La lectura es clara en el Centro Cívico. La seguidilla de festivales no solo mueve visitantes y consumo, sino que permite exhibir un esquema de gestión basado en presencia estatal, articulación territorial e inversión sostenida en áreas que el Gobierno nacional mira con recelo o directamente desestima. En ese contraste silencioso, Córdoba busca mostrar volumen político sin necesidad de confrontación directa, consciente de que se presenta la oportunidad de exhibirse en simultáneo con una nueva visita de Milei a la provincia: una prueba visible de los logros del Panal mientras el presidente libertario vuelve a agradecer el respaldo electoral cordobés a su proyecto.

El Festival Nacional de Doma y Folklore de Jesús María, que inició su 60º edición, funciona como el primer gran mojón de esa estrategia. Con cifras récord de entradas anticipadas y una expectativa superior a la del año pasado, el evento se presenta como una vidriera ideal para mostrar un Estado provincial activo, organizador y financiador, en un contexto donde la Nación se repliega de ese rol.

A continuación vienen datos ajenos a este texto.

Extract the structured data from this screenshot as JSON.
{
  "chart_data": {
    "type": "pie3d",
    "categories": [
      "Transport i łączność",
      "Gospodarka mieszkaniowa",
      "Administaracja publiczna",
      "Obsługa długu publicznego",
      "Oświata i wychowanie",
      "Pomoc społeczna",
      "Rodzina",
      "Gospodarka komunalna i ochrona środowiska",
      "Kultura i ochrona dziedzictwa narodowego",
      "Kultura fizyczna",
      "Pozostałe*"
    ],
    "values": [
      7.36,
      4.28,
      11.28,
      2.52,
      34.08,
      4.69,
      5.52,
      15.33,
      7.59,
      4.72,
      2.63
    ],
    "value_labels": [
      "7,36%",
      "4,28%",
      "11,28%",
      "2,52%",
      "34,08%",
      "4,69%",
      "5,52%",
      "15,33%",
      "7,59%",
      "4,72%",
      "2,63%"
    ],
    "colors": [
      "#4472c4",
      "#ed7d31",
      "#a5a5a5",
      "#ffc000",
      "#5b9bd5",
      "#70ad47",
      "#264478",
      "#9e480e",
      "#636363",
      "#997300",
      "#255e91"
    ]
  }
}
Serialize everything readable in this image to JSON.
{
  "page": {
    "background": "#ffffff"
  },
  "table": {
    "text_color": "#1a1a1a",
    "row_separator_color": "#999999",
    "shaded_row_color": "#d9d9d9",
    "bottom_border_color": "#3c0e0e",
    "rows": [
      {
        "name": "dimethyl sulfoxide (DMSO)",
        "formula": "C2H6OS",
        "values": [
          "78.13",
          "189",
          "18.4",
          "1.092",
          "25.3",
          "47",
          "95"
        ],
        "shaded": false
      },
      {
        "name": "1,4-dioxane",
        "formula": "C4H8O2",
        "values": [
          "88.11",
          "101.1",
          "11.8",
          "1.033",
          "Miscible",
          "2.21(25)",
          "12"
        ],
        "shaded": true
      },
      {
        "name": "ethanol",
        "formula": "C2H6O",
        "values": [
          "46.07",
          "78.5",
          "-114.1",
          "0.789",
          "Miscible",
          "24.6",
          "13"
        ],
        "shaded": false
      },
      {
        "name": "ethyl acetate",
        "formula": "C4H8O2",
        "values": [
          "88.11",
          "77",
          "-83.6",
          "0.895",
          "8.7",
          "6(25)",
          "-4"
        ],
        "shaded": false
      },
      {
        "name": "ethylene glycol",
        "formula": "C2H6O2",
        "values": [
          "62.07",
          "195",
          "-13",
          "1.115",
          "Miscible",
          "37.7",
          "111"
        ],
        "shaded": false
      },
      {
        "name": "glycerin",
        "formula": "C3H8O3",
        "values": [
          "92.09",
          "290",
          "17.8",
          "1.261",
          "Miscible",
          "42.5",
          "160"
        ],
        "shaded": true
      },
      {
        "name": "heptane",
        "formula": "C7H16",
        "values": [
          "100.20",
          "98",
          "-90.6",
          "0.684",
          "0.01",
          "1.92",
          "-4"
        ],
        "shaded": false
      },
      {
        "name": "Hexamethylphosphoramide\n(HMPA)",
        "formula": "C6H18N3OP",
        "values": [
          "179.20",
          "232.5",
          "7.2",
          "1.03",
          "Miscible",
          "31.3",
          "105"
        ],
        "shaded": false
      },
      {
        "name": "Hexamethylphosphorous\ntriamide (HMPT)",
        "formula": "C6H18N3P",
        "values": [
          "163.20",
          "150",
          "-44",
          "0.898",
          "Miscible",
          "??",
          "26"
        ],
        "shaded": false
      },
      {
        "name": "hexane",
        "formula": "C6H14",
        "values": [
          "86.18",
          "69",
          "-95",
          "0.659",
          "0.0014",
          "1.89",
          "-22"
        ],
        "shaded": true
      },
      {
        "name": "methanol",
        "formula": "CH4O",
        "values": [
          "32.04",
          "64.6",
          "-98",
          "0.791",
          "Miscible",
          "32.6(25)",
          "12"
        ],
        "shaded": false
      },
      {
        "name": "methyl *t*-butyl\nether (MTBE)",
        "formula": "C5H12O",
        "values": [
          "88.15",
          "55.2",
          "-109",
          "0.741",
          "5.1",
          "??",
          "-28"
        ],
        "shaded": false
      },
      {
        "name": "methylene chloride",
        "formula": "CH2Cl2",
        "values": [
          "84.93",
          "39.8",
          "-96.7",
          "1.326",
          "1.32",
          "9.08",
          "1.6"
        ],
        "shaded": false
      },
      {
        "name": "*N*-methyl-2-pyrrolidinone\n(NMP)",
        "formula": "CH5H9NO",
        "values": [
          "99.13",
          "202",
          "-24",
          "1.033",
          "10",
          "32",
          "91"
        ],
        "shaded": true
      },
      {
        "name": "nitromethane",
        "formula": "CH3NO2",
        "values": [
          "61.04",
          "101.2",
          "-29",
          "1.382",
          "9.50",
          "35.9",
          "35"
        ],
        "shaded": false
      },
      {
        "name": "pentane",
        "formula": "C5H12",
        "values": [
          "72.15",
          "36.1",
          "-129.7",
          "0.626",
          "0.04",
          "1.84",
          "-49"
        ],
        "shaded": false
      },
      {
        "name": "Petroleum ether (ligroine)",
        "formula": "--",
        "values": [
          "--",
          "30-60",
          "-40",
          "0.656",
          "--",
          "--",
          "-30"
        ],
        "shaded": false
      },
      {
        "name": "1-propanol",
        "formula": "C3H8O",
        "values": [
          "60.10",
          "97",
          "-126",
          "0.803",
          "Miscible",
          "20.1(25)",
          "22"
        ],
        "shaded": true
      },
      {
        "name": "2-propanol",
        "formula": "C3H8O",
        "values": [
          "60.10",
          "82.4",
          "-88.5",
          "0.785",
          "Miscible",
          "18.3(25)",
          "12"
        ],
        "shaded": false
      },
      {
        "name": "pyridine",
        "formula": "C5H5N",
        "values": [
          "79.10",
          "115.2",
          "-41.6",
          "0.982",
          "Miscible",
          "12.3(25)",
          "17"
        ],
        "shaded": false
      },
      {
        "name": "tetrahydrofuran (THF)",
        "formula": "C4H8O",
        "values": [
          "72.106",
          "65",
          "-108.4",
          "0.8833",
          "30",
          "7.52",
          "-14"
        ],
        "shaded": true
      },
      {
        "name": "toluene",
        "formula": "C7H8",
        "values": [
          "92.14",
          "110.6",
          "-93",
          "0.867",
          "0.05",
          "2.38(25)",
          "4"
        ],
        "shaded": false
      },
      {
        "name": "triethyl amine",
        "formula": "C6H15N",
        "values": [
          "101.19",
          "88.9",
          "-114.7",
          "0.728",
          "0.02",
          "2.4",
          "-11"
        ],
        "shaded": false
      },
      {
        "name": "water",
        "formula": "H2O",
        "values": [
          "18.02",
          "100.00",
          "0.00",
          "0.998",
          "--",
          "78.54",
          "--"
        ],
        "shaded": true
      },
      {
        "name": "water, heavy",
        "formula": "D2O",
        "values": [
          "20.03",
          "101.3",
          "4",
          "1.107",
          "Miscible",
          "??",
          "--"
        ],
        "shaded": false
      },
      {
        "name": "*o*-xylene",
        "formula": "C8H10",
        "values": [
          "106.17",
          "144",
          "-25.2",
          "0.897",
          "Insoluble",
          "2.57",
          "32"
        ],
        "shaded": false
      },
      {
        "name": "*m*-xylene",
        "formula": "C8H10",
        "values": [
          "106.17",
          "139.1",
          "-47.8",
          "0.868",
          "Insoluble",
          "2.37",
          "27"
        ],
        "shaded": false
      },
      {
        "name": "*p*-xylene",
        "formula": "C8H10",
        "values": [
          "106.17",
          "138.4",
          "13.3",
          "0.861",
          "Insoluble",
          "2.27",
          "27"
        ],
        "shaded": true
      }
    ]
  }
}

La lógica se replica en toda la provincia. Cosquín, Villa María, Embalse, carnavales y fiestas regionales forman parte de un entramado que el llaryorismo presenta como política pública y no como simple calendario turístico. La economía naranja aparece así como argumento de gestión y como señal hacia dentro y hacia fuera del cordobesismo: un modelo que se sostiene incluso en un contexto nacional adverso y con resultados “extraordinarios” —como los definió ante Alfil un representante del Panal— que quedarán a la vista al cierre de la temporada.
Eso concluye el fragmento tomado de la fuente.